Но есть ли у нас «убедительные подтверждения» данной версии? Убедительных стопроцентно, то есть прямых, естественно, нет, а вот косвенные и тем не менее, на мой взгляд убедительные, все-таки есть. К тому же и искать их долго не надо – достаточно заглянуть еще разок в уже упомянутые «Мемуары» Эммы Григорьевны Герштейн [60] , в ту главу, где она рассказывает и о своей долгой, со школьной скамьи, безответной влюбленности в Льва Седова, и о случайной встрече с ним в Большой Ялте в бархатный сезон 1925 года. Случайной была встреча, а не место встречи, так как, судя по приводимым Э. Г. деталям, ялтинский Дом отдыха Совнаркома был излюбленной точкой слета «золотой молодежи». Следовательно, у нас есть некоторые основания предположить, что наследный принц Республики Лев Седов вполне мог оказаться в Большой Ялте не только в 1925-м, но и в 1924-м, то есть одновременно с Бениславской, необычное лицо которой еще мальчиком вполне мог запомнить в 1919-м, когда Галина жила вместе с Яной Козловской в Кавалерском корпусе Кремля, по соседству, на одном нижнем этаже, с Троцкими.
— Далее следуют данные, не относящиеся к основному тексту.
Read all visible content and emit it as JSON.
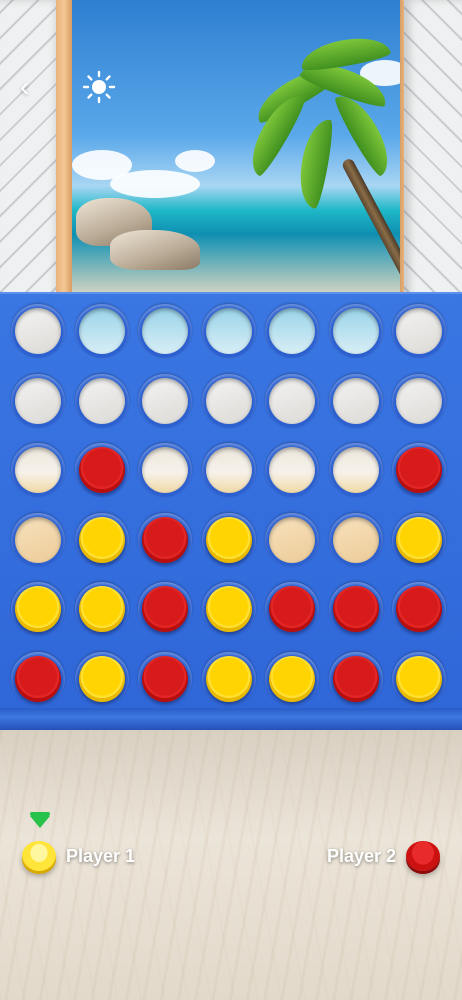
{
  "header": {
    "back_icon": "chevron-left-icon",
    "settings_icon": "sun-icon"
  },
  "board": {
    "columns": 7,
    "rows": 6,
    "grid": [
      [
        "empty-wall",
        "empty-sky",
        "empty-sky",
        "empty-sky",
        "empty-sky",
        "empty-sky",
        "empty-wall"
      ],
      [
        "empty-wall",
        "empty-wall",
        "empty-wall",
        "empty-wall",
        "empty-wall",
        "empty-wall",
        "empty-wall"
      ],
      [
        "empty-floor",
        "red",
        "empty-floor",
        "empty-floor",
        "empty-floor",
        "empty-floor",
        "red"
      ],
      [
        "empty-wood",
        "yellow",
        "red",
        "yellow",
        "empty-wood",
        "empty-wood",
        "yellow"
      ],
      [
        "yellow",
        "yellow",
        "red",
        "yellow",
        "red",
        "red",
        "red"
      ],
      [
        "red",
        "yellow",
        "red",
        "yellow",
        "yellow",
        "red",
        "yellow"
      ]
    ],
    "colors": {
      "board": "#3a77e3",
      "red": "#d71a1a",
      "yellow": "#ffd400",
      "turn_indicator": "#27c24a"
    }
  },
  "players": [
    {
      "name": "Player 1",
      "chip_color": "yellow",
      "active": true
    },
    {
      "name": "Player 2",
      "chip_color": "red",
      "active": false
    }
  ]
}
Нравы там в это время были самые патриархальные, а Левушка Седов был в том возрасте, когда рано созревшим мальчикам нравятся не ровесницы, а взрослые девушки. Вот как вспоминает это странное, после бегства правительства из Петрограда в Москву, время сам Лев Троцкий (в уже не раз упоминавшейся автобиографической прозе): «В Кавалерском корпусе, напротив Потешного дворца, жили до революции чиновники Кремля. Весь нижний этаж занимал сановный комендант. Его квартиру теперь разбили на несколько частей. С Лениным мы поселились через коридор. (Некоторое время спустя Ленину оборудуют апартаменты на втором этаже. – А. М. ) Столовая была общая. Кормились тогда в Кремле из рук вон плохо. Взамен мяса давали солонину. Мука и крупа были с песком. Только красной кетовой икры было в изобилии вследствие прекращения экспорта. Этой неизменной икрой не в моей только памяти окрашены первые годы революции… Музыкальные часы на Спасской башне перестроили. Теперь старые колокола вместо “Боже, царя храни” медлительно и раздумчиво вызванивали каждые четверть часа “Интернационал”… Подъезд для автомобилей шел под Спасской башней, через сводчатый туннель. Над туннелем старинная икона с разбитым стеклом. Перед иконой – давно потухшая лампада… В моей комнате стояла мебель из карельской березы. Над камином – часы с Амуром и Психеей… Для работы это было неудобно. Запах досужего барства исходил из каждого кресла».